Washington Times
Article published Oct 10, 2007
Log Cabin ad calls Romney flip-flopper
October 10, 2007
By Joseph Curl - Mitt Romney is portrayed in a new ad by a Republican group as a serial flip-flopper, and a former senior Bush administration official says the description is beginning to stick.
The 30-second ad (below), airing in Iowa and on Fox News for the next 10 days, portrays the former Massachusetts governor as changing his positions on abortion, gun rights, even his opinion of former President Ronald Reagan. Paid for by the Log Cabin Republicans, a homosexual rights organization, the ad uses Mr. Romney's own words from a 1994 debate.
"He's changed his views so many times it's really hard to predict what a Romney administration would be like," Log Cabin President Patrick Sammon said yesterday. "This education effort on our part is about more than gay rights, it's about this man's principle and whether you can trust him."
Dan Bartlett, former senior adviser to President Bush, says Mr. Romney faces a serious challenge.
"When you see a narrative developing, you better make sure it's one you like, because if it's not, they are very difficult to change," he recently told a U.S. Chamber of Commerce audience.
"What they're experiencing now early on with the [charges of] flip-flopping on positions, I think they saw a different primary when they were setting him up to run. I think they saw a much more conservative field so they were trying to solidify his conservative credentials."
Mr. Bartlett knows the seriousness of the charge, and how a candidate can be permanently defined by it. In the last presidential election, the Republican Party spent millions of dollars shortly after the Democrats had chosen Massachusetts liberal Sen. John Kerry as their candidate to paint him as a flip-flopper.
By summer 2004, late-night comedians were joking about his changing positions and Mr. Bush had made the issue one of his primary attacks. He hammered Mr. Kerry for a Senate vote on war funding, ripping the senator's convoluted explanation — "I actually did vote for the $87 billion before I voted against it."
Just before the election, Republicans hit Mr. Kerry, a windsurfer, with one more brutal ad, showing him tacking one way, then another, back and forth across the screen.
The flip-flopping charge has long dogged Mr. Romney, too. He was coolly received early this year at the annual Conservative Political Action Conference, and opponents walked the halls handing out flip-flops. But his campaign said yesterday that the charges are prompted by Mr. Romney's strengths, not his weaknesses.
"If name-calling by opponents worked, we wouldn't have grown our support to the point where we are in very strong position in the early primary states," said campaign spokesman Kevin Madden. "When you have an extraordinary record of accomplishment like Governor Romney has, opponents are reduced to just name-calling."
He said the ad by Log Cabin "is quite transparent. They are an organization that supports [former New York] Mayor [Rudolph W.] Giuliani. They are also targeting Governor Romney because he is a staunch defender of traditional marriage and favors a federal marriage amendment."

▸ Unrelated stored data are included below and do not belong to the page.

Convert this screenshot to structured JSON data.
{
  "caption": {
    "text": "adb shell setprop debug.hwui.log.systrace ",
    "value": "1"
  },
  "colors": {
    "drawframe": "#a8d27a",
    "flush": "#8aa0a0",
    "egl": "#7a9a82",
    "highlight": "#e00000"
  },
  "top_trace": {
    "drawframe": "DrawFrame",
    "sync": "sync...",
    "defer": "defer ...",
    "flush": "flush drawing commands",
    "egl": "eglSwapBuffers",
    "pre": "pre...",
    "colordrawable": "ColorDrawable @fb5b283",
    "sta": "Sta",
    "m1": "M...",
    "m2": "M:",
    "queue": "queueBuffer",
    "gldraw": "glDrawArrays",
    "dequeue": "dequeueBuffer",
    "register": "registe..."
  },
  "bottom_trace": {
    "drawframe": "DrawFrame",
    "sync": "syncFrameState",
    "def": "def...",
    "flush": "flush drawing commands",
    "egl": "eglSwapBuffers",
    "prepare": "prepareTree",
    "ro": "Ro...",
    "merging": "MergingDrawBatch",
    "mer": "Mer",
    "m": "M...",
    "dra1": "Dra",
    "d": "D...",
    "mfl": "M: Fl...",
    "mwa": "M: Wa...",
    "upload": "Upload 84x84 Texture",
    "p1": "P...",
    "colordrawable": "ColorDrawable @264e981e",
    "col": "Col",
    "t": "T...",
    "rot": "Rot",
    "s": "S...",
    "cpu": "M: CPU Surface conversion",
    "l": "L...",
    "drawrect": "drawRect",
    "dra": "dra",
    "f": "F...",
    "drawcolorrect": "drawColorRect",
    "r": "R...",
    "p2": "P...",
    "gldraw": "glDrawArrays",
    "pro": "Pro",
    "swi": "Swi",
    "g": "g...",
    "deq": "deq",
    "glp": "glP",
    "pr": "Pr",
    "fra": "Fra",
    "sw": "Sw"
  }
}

Mr. Madden also explains that while Mr. Romney is now "firmly pro-life, he was not always pro-life. He was wrong on that issue and has explained that he has changed, but he has changed in the right direction, very much like Ronald Reagan before him.
"I think voters can accept someone who realizes they were wrong and has moved in the right direction on an important issue," he said.
The Log Cabin ad is subtle — some have even confused it as pro-Romney. "For years, he's fought conservatives and religious extremists — Mitt Romney," a narrator says. The ad shows Mr. Romney from a 1994 debate saying: "I believe that abortion should be safe and legal in this country. I believe that since Roe v. Wade has been the law for 20 years that we should sustain and support it."
"Mitt Romney opposed the gun lobby, even Ronald Reagan," the narrator says.
"I was independent during the time of Reagan-Bush. I'm not trying to return to Reagan-Bush," Mr. Romney says in the same debate.
The ad closes with the narrator saying: "A record fighting the religious right, a pro-choice record, Massachusetts values — Mitt Romney."
The Romney camp fired back after the ad debuted, calling it a "personal, negative attack." But Mr. Sammon said the charge borders on the absurd.
"It's almost laughable that Romney's campaign considers his own statements a 'personal, negative attack.' These are your words, Governor Romney, and Republicans deserve to know the truth about your record."